No idea whether modern Linux needs that or not, or if its
possible..generally it was then a kernel boot time option.

>
> From the man page: "The load averages are the average number of processes
> ready to run during the last 1, 5 and 15 minutes."
>
From: nash_rack1 on
Most of these sleeping processes are the processes that Oracle creates
for pooled database connecitons. I believe they're sleeping because the
application is not doing any SQL activity on those connections.

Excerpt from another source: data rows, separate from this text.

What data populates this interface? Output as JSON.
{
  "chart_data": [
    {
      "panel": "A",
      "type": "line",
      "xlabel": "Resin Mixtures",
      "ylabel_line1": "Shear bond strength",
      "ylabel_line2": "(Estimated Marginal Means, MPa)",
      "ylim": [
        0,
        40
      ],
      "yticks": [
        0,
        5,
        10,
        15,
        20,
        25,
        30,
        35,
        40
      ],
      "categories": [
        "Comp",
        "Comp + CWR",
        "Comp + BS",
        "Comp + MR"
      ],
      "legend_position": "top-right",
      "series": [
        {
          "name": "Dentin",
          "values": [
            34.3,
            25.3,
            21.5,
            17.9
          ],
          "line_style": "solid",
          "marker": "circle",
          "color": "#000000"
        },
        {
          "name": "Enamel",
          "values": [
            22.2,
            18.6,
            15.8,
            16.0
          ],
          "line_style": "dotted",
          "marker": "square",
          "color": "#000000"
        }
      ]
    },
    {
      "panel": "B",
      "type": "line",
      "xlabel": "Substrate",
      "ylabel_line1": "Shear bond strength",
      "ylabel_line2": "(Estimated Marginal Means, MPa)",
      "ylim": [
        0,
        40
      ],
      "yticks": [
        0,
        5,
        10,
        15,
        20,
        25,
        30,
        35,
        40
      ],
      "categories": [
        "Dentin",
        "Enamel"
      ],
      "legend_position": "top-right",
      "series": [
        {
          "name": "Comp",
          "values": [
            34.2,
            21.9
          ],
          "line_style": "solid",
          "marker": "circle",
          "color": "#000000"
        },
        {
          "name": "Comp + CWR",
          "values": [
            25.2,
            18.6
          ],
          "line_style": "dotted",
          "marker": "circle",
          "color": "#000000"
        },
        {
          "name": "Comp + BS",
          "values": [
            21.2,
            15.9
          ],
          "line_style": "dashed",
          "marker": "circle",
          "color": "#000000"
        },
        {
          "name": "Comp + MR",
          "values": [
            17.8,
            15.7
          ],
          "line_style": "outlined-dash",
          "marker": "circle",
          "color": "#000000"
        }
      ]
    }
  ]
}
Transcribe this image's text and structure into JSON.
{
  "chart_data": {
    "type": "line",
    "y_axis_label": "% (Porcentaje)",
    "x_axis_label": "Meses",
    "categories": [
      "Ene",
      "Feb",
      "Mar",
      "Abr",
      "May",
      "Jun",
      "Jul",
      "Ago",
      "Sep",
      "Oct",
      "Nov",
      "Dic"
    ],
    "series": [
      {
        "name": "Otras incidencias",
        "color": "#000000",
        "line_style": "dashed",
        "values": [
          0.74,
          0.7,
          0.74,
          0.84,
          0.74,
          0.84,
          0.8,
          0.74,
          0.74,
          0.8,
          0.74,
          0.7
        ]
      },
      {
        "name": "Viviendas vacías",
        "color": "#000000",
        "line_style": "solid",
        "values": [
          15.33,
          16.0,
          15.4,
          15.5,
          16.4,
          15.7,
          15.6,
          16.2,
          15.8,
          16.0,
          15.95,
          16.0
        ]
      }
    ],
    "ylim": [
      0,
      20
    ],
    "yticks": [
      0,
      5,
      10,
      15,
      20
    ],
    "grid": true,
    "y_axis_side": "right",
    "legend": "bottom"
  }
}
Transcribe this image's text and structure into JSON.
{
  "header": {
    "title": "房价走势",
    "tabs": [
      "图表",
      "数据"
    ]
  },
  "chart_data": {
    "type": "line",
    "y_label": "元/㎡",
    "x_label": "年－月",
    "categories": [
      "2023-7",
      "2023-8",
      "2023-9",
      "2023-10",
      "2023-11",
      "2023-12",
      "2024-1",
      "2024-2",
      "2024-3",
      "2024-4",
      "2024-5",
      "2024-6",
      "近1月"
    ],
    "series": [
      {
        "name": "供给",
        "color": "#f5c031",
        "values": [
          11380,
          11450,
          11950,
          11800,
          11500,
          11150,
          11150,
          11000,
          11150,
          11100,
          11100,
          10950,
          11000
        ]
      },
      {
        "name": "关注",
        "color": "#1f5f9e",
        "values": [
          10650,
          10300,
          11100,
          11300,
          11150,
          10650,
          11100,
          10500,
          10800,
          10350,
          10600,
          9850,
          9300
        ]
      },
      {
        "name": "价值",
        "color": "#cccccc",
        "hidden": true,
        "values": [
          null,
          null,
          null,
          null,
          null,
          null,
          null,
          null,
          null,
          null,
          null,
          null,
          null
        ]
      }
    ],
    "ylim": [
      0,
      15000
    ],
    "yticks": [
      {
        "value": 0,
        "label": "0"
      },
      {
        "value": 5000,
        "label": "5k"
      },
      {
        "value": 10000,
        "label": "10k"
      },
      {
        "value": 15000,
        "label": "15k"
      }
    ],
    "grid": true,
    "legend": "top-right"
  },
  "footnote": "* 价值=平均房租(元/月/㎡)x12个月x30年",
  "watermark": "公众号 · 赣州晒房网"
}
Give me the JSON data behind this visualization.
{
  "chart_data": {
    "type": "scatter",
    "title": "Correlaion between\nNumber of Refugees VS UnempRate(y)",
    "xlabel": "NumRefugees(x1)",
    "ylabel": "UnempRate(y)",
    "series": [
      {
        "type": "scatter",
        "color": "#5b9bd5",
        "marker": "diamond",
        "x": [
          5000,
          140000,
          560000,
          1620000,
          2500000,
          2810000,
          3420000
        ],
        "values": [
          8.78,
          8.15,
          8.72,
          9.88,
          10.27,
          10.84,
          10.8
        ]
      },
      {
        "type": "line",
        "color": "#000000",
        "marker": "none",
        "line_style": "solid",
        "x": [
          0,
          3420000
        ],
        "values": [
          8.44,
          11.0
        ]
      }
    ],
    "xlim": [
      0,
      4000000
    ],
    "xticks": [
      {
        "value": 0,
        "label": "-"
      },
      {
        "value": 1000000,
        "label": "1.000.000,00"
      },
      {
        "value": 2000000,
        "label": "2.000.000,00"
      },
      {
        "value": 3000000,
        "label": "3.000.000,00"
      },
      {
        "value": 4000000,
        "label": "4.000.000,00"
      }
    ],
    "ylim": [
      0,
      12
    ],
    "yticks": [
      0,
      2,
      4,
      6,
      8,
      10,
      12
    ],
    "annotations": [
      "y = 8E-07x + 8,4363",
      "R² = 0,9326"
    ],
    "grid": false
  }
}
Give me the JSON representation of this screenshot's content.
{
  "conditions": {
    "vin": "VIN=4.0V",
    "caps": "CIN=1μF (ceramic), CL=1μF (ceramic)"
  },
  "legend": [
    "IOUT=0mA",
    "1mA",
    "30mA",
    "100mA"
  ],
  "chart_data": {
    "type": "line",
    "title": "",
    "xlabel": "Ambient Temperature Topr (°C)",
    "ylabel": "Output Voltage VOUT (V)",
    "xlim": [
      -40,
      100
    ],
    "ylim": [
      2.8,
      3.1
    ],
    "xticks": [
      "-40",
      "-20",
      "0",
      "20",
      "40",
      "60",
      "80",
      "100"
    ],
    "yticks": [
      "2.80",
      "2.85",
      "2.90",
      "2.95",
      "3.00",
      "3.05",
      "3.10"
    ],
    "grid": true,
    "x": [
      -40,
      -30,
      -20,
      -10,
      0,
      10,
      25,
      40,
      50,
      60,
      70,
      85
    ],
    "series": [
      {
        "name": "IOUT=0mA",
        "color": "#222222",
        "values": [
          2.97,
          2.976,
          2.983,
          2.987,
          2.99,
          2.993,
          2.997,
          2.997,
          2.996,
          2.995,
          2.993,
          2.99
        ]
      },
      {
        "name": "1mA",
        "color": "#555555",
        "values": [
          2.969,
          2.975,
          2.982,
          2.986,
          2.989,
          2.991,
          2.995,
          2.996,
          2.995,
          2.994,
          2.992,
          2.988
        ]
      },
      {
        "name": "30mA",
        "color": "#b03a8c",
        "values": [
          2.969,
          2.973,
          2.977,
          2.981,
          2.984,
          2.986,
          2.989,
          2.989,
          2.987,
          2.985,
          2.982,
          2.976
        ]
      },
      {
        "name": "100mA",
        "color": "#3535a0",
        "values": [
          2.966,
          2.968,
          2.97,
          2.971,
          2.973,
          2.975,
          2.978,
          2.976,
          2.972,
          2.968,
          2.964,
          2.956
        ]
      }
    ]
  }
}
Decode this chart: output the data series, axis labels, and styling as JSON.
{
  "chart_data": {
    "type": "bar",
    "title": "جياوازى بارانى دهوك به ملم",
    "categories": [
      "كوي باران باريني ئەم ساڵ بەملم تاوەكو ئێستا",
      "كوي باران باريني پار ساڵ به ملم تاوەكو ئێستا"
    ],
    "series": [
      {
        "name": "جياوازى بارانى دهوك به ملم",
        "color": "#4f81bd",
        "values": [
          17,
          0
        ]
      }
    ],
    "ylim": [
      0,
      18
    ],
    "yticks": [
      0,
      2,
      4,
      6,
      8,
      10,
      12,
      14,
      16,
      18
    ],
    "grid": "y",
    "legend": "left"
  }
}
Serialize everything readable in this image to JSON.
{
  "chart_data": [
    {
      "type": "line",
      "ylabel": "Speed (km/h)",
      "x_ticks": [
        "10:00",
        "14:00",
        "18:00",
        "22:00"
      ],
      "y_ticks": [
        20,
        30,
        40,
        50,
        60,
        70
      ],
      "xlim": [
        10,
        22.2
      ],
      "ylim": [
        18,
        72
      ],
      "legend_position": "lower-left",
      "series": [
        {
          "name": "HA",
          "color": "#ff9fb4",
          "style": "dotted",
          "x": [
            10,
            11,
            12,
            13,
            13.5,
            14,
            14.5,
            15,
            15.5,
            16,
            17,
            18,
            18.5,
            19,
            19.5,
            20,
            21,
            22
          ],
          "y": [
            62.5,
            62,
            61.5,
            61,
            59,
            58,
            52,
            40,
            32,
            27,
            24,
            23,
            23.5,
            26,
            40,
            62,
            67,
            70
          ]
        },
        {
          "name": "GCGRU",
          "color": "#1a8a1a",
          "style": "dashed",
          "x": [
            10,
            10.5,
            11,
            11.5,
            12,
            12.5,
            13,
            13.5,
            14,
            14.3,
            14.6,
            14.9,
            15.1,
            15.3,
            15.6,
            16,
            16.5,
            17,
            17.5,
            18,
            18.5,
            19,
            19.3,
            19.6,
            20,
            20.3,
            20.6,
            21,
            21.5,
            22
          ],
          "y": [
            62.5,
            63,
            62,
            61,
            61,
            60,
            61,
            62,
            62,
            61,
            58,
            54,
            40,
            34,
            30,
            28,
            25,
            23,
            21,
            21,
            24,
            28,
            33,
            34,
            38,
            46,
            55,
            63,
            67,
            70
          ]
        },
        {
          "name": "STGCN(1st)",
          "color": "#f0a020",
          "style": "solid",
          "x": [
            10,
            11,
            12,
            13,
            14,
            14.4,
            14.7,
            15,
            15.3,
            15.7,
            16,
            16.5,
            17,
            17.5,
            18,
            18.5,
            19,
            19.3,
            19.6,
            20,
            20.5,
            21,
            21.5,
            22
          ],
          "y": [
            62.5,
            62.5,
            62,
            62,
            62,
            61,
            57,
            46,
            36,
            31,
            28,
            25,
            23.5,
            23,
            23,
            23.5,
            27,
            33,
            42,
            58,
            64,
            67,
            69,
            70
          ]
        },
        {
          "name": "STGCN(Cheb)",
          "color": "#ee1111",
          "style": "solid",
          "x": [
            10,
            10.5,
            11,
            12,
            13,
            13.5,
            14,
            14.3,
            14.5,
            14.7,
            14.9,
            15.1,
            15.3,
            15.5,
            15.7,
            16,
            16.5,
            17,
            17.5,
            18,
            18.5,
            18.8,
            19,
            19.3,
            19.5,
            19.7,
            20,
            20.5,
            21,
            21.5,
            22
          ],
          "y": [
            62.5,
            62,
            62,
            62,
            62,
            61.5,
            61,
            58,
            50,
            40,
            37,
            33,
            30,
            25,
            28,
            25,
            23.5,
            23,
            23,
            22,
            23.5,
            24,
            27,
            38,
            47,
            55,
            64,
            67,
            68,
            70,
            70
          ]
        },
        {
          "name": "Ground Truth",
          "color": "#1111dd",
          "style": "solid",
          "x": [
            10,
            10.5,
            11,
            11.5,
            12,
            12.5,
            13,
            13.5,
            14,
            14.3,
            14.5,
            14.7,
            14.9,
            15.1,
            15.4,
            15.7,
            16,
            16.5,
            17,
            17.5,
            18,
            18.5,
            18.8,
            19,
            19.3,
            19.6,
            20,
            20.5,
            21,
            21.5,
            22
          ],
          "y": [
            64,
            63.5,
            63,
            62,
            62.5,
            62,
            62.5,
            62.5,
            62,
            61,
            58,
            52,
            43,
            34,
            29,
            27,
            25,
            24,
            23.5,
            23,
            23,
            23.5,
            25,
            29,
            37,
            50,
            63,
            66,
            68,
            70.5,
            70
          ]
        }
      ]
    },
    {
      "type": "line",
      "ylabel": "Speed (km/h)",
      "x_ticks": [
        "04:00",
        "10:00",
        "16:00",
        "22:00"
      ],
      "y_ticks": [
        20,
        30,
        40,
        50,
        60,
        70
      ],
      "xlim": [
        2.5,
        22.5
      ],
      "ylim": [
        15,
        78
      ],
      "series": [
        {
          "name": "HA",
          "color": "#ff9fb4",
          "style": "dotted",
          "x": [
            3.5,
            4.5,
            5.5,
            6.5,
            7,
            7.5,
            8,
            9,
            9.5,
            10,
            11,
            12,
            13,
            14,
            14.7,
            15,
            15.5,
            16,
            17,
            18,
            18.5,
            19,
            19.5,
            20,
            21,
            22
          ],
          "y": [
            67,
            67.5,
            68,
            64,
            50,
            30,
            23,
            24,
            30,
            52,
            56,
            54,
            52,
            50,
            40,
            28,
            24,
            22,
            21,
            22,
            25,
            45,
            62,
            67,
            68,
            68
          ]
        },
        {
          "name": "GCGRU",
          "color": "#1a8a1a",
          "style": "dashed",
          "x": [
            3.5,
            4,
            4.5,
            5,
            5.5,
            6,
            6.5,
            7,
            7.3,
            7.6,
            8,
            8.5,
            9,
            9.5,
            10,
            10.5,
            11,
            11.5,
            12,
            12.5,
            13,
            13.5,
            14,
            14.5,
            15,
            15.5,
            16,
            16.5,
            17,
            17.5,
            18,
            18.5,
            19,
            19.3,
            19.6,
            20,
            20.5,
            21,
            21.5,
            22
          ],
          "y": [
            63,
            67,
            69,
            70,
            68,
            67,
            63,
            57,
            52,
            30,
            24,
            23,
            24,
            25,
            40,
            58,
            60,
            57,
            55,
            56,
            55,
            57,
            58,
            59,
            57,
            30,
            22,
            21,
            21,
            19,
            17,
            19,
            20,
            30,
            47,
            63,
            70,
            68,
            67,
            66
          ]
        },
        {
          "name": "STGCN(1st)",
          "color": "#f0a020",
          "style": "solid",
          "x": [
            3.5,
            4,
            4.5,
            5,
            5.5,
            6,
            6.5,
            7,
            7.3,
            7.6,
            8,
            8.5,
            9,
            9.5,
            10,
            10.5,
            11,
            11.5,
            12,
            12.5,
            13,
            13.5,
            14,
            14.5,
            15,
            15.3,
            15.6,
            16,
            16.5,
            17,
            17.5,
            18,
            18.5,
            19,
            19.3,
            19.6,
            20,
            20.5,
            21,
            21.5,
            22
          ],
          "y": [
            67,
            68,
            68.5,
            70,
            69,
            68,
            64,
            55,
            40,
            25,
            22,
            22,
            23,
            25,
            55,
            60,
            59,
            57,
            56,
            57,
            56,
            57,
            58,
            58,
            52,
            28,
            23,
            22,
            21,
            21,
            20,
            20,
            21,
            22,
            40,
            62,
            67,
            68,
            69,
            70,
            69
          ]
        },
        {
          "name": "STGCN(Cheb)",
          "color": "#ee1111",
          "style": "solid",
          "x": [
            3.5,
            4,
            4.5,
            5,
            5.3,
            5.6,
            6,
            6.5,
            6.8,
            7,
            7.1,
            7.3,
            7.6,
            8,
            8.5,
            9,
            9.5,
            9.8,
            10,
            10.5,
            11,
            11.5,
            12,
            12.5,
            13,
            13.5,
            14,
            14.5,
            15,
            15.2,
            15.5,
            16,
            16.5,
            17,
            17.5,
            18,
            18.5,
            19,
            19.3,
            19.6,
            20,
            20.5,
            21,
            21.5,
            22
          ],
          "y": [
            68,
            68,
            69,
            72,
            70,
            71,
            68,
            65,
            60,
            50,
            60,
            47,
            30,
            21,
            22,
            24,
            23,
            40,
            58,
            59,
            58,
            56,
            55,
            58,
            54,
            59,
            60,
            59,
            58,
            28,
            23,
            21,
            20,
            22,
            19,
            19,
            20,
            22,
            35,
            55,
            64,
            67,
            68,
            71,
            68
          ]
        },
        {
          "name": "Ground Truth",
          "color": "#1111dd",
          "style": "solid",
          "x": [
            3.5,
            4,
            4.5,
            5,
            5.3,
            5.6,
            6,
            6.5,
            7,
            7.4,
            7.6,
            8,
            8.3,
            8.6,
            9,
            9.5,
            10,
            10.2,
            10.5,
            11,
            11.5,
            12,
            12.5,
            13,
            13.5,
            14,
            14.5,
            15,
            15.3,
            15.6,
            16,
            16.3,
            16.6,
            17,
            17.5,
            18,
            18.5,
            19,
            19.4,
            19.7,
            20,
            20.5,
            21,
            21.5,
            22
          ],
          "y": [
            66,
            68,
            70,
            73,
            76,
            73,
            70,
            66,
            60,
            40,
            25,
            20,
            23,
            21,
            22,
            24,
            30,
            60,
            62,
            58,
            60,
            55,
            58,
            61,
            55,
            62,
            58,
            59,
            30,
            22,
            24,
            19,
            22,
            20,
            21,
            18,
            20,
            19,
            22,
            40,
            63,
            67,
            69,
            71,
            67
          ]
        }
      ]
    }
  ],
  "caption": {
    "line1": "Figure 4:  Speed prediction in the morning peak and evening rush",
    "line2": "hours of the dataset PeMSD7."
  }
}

What other commands can I use to find the root cause of this high load?

Thanks,
Nash.

Patrick wrote:
> <nash_rack1(a)yahoo.com> wrote in message
> news:1156193776.060140.111970(a)m79g2000cwm.googlegroups.com
>
> > We have this problem on our database machine where the load average
> > shown by 'top' goes very high ( > 100) at random times and the
> > database becomes really slow. We're trying to find out which process
> > could be causing this load. ...
> > 11:18:06 up 163 days, 5:56, 7 users, load average: 101.27, 102.72,
> > 69.93
> > Tasks: 443 total, 2 running, 441 sleeping, 0 stopped, 0 zombie
> ...
> > If you notice anything unusual in the above output or if there's
> > another command we can use, please let me know.
>
> What are those 441 sleeping processes, and why are they sleeping? Waiting
> for disk I/O or interprocess communications?
>
> From the man page: "The load averages are the average number of processes
> ready to run during the last 1, 5 and 15 minutes."